In recent months, the right-wing One Nation party has surged, with some polls finding the party’s leader Pauline Hanson as the preferred prime minister. Steggall and Spender said the rise in support for One Nation and its anti-immigration rhetoric spurred their decision to form a new party, guided by the grievances voiced by voters.
“We absolutely hear those grievances,” Spender said. “People are frustrated and tired of the status quo.” She added that if she weren’t in politics, she wouldn’t know who to vote for.
Spender, who won her seat in 2022, said the party wants to hear from communities beyond her own that want a voice that genuinely reflects them.
Steggall, a former barrister and Winter Olympian, has been a federal MP since 2019, after she unseated former prime minister Tony Abbott in an electorate that had been held by the Liberal Party for more than a century.
“We don’t want the in-fighting, we don’t want the blame game. We want solutions that will make a difference to us,” Steggall said.

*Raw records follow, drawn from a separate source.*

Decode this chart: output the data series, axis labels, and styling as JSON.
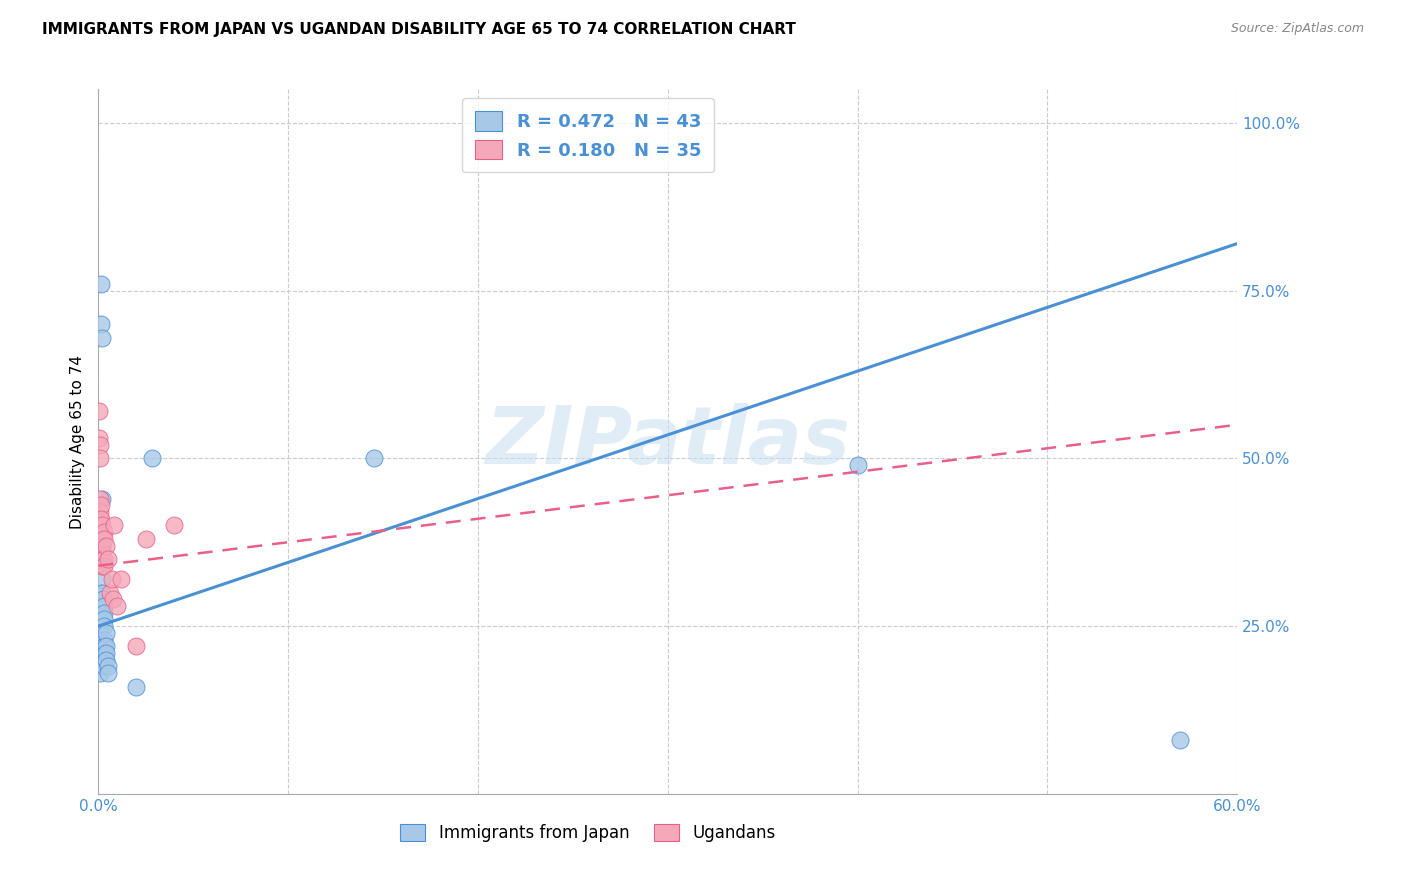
{
  "title": "IMMIGRANTS FROM JAPAN VS UGANDAN DISABILITY AGE 65 TO 74 CORRELATION CHART",
  "source": "Source: ZipAtlas.com",
  "ylabel_label": "Disability Age 65 to 74",
  "x_min": 0.0,
  "x_max": 0.6,
  "y_min": 0.0,
  "y_max": 1.05,
  "x_ticks": [
    0.0,
    0.1,
    0.2,
    0.3,
    0.4,
    0.5,
    0.6
  ],
  "x_tick_labels": [
    "0.0%",
    "",
    "",
    "",
    "",
    "",
    "60.0%"
  ],
  "y_ticks": [
    0.0,
    0.25,
    0.5,
    0.75,
    1.0
  ],
  "y_tick_labels": [
    "",
    "25.0%",
    "50.0%",
    "75.0%",
    "100.0%"
  ],
  "legend1_R": "0.472",
  "legend1_N": "43",
  "legend2_R": "0.180",
  "legend2_N": "35",
  "scatter_japan_color": "#a8c8e8",
  "scatter_uganda_color": "#f4a8b8",
  "line_japan_color": "#4a90d4",
  "line_uganda_color": "#e8608a",
  "watermark": "ZIPatlas",
  "japan_points": [
    [
      0.0005,
      0.24
    ],
    [
      0.0005,
      0.23
    ],
    [
      0.0005,
      0.22
    ],
    [
      0.0005,
      0.21
    ],
    [
      0.001,
      0.3
    ],
    [
      0.001,
      0.27
    ],
    [
      0.001,
      0.25
    ],
    [
      0.001,
      0.23
    ],
    [
      0.001,
      0.22
    ],
    [
      0.001,
      0.2
    ],
    [
      0.001,
      0.19
    ],
    [
      0.001,
      0.18
    ],
    [
      0.0015,
      0.76
    ],
    [
      0.0015,
      0.7
    ],
    [
      0.002,
      0.68
    ],
    [
      0.002,
      0.44
    ],
    [
      0.002,
      0.37
    ],
    [
      0.002,
      0.36
    ],
    [
      0.002,
      0.35
    ],
    [
      0.002,
      0.34
    ],
    [
      0.002,
      0.32
    ],
    [
      0.002,
      0.3
    ],
    [
      0.0025,
      0.29
    ],
    [
      0.003,
      0.28
    ],
    [
      0.003,
      0.27
    ],
    [
      0.003,
      0.26
    ],
    [
      0.003,
      0.25
    ],
    [
      0.003,
      0.23
    ],
    [
      0.003,
      0.22
    ],
    [
      0.003,
      0.21
    ],
    [
      0.003,
      0.2
    ],
    [
      0.003,
      0.19
    ],
    [
      0.004,
      0.24
    ],
    [
      0.004,
      0.22
    ],
    [
      0.004,
      0.21
    ],
    [
      0.004,
      0.2
    ],
    [
      0.005,
      0.19
    ],
    [
      0.005,
      0.18
    ],
    [
      0.02,
      0.16
    ],
    [
      0.028,
      0.5
    ],
    [
      0.145,
      0.5
    ],
    [
      0.4,
      0.49
    ],
    [
      0.57,
      0.08
    ]
  ],
  "uganda_points": [
    [
      0.0003,
      0.57
    ],
    [
      0.0005,
      0.53
    ],
    [
      0.0007,
      0.52
    ],
    [
      0.001,
      0.5
    ],
    [
      0.001,
      0.44
    ],
    [
      0.001,
      0.42
    ],
    [
      0.001,
      0.41
    ],
    [
      0.001,
      0.4
    ],
    [
      0.001,
      0.39
    ],
    [
      0.001,
      0.38
    ],
    [
      0.001,
      0.37
    ],
    [
      0.001,
      0.36
    ],
    [
      0.0015,
      0.43
    ],
    [
      0.0015,
      0.41
    ],
    [
      0.002,
      0.4
    ],
    [
      0.002,
      0.38
    ],
    [
      0.002,
      0.37
    ],
    [
      0.002,
      0.36
    ],
    [
      0.002,
      0.35
    ],
    [
      0.002,
      0.34
    ],
    [
      0.003,
      0.39
    ],
    [
      0.003,
      0.38
    ],
    [
      0.003,
      0.35
    ],
    [
      0.003,
      0.34
    ],
    [
      0.004,
      0.37
    ],
    [
      0.005,
      0.35
    ],
    [
      0.006,
      0.3
    ],
    [
      0.007,
      0.32
    ],
    [
      0.0075,
      0.29
    ],
    [
      0.008,
      0.4
    ],
    [
      0.01,
      0.28
    ],
    [
      0.012,
      0.32
    ],
    [
      0.02,
      0.22
    ],
    [
      0.025,
      0.38
    ],
    [
      0.04,
      0.4
    ]
  ],
  "japan_line_x": [
    0.0,
    0.6
  ],
  "japan_line_y": [
    0.25,
    0.82
  ],
  "uganda_line_x": [
    0.0,
    0.6
  ],
  "uganda_line_y": [
    0.34,
    0.55
  ]
}
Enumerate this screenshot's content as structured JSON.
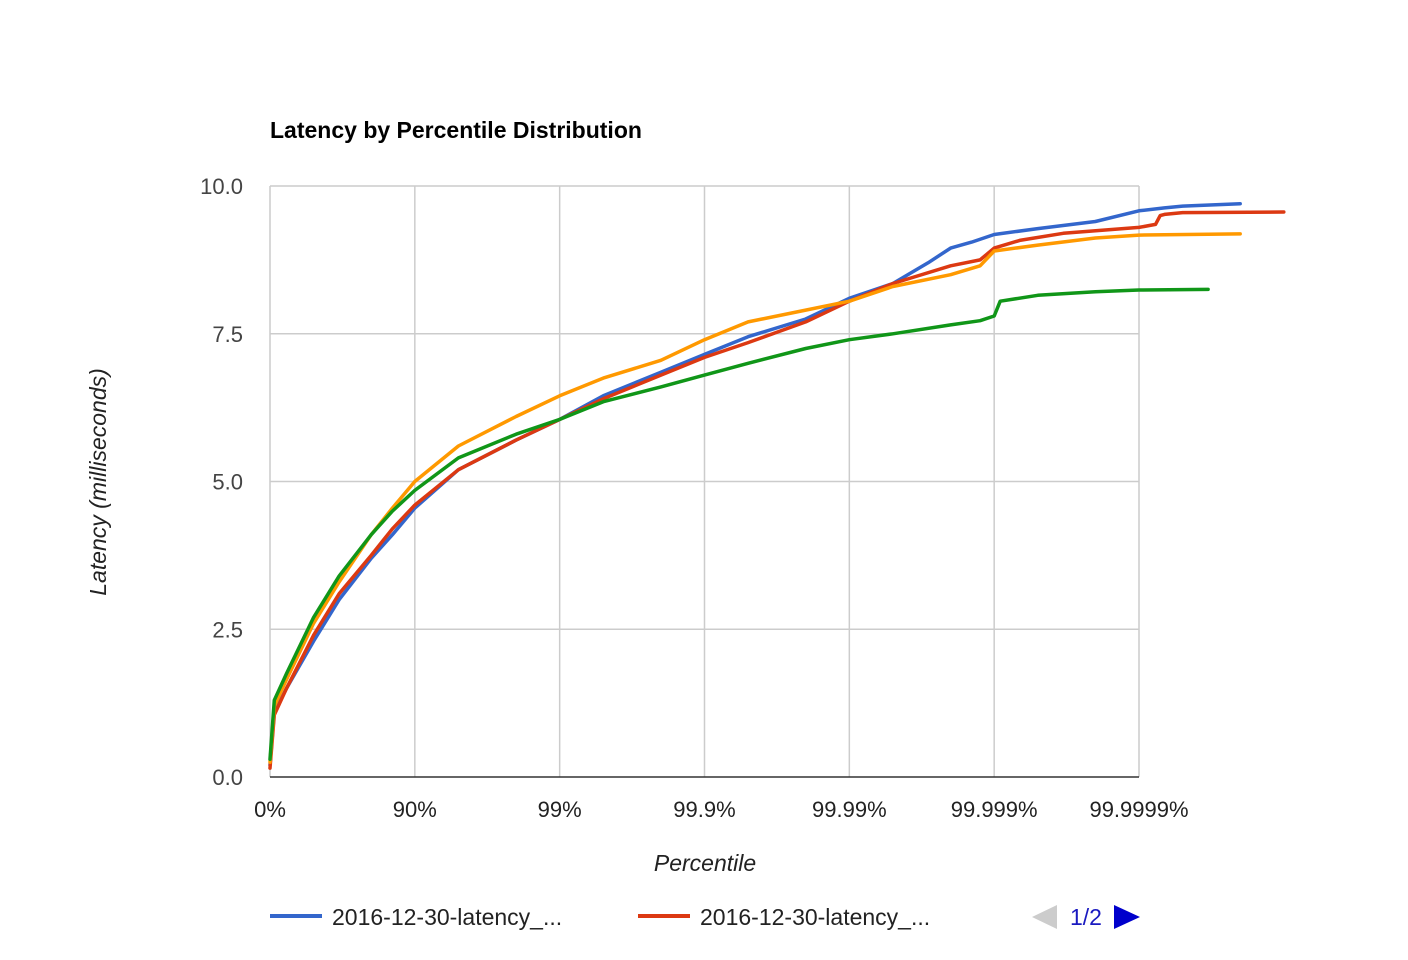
{
  "chart_data": {
    "type": "line",
    "title": "Latency by Percentile Distribution",
    "xlabel": "Percentile",
    "ylabel": "Latency (milliseconds)",
    "x_scale": "log-percentile (1/(1-p))",
    "x_ticks": [
      "0%",
      "90%",
      "99%",
      "99.9%",
      "99.99%",
      "99.999%",
      "99.9999%"
    ],
    "x_tick_values": [
      1,
      10,
      100,
      1000,
      10000,
      100000,
      1000000
    ],
    "y_ticks": [
      "0.0",
      "2.5",
      "5.0",
      "7.5",
      "10.0"
    ],
    "ylim": [
      0,
      10
    ],
    "grid": true,
    "legend_position": "bottom",
    "series": [
      {
        "name": "2016-12-30-latency_...",
        "color": "#3366cc",
        "x": [
          1,
          1.07,
          1.3,
          2,
          3,
          5,
          7,
          10,
          20,
          50,
          100,
          200,
          500,
          1000,
          2000,
          5000,
          10000,
          20000,
          35000,
          50000,
          70000,
          100000,
          200000,
          500000,
          1000000,
          1500000,
          2000000,
          5000000
        ],
        "y": [
          0.2,
          1.1,
          1.5,
          2.3,
          3.0,
          3.7,
          4.1,
          4.55,
          5.2,
          5.7,
          6.05,
          6.45,
          6.85,
          7.15,
          7.45,
          7.75,
          8.1,
          8.35,
          8.7,
          8.95,
          9.05,
          9.18,
          9.28,
          9.4,
          9.58,
          9.63,
          9.66,
          9.7
        ]
      },
      {
        "name": "2016-12-30-latency_...",
        "color": "#dc3912",
        "x": [
          1,
          1.07,
          1.3,
          2,
          3,
          5,
          7,
          10,
          20,
          50,
          100,
          200,
          500,
          1000,
          2000,
          5000,
          10000,
          20000,
          50000,
          80000,
          100000,
          150000,
          300000,
          700000,
          1000000,
          1300000,
          1400000,
          1500000,
          2000000,
          10000000
        ],
        "y": [
          0.15,
          1.05,
          1.5,
          2.4,
          3.1,
          3.75,
          4.2,
          4.6,
          5.2,
          5.7,
          6.05,
          6.4,
          6.8,
          7.1,
          7.35,
          7.7,
          8.05,
          8.35,
          8.65,
          8.75,
          8.95,
          9.08,
          9.2,
          9.27,
          9.3,
          9.35,
          9.5,
          9.52,
          9.55,
          9.56
        ]
      },
      {
        "name": "2016-12-30-latency_...",
        "color": "#ff9900",
        "x": [
          1,
          1.07,
          1.3,
          2,
          3,
          5,
          7,
          10,
          20,
          50,
          100,
          200,
          500,
          1000,
          2000,
          5000,
          10000,
          20000,
          50000,
          80000,
          100000,
          200000,
          500000,
          1000000,
          5000000
        ],
        "y": [
          0.25,
          1.2,
          1.65,
          2.6,
          3.3,
          4.1,
          4.55,
          5.0,
          5.6,
          6.1,
          6.45,
          6.75,
          7.05,
          7.4,
          7.7,
          7.9,
          8.05,
          8.3,
          8.5,
          8.65,
          8.9,
          9.0,
          9.12,
          9.17,
          9.19
        ]
      },
      {
        "name": "",
        "color": "#109618",
        "x": [
          1,
          1.07,
          1.3,
          2,
          3,
          5,
          7,
          10,
          20,
          50,
          100,
          200,
          500,
          1000,
          2000,
          5000,
          10000,
          20000,
          50000,
          80000,
          100000,
          110000,
          200000,
          500000,
          1000000,
          3000000
        ],
        "y": [
          0.3,
          1.3,
          1.75,
          2.7,
          3.4,
          4.1,
          4.5,
          4.85,
          5.4,
          5.8,
          6.05,
          6.35,
          6.6,
          6.8,
          7.0,
          7.25,
          7.4,
          7.5,
          7.65,
          7.72,
          7.8,
          8.05,
          8.15,
          8.21,
          8.24,
          8.25
        ]
      }
    ]
  },
  "legend": {
    "items": [
      {
        "label": "2016-12-30-latency_...",
        "color": "#3366cc"
      },
      {
        "label": "2016-12-30-latency_...",
        "color": "#dc3912"
      }
    ],
    "page_text": "1/2"
  }
}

Key issues for the party will be housing affordability and cost of living pressures, as well as climate change, childcare, education and healthcare.
The pair also told local media that Climate 200, a political organisation that has helped fund independents that have won several Liberal seats in recent elections, was not involved with the new party. New electoral funding laws allow political parties a much bigger budget for campaigning, which some independents have said will disadvantage them.
Several other independents have ruled out joining, with another two teals considering their options. The party has lodged an application with the Australian Electoral Commission with registration expected to be finalised in October.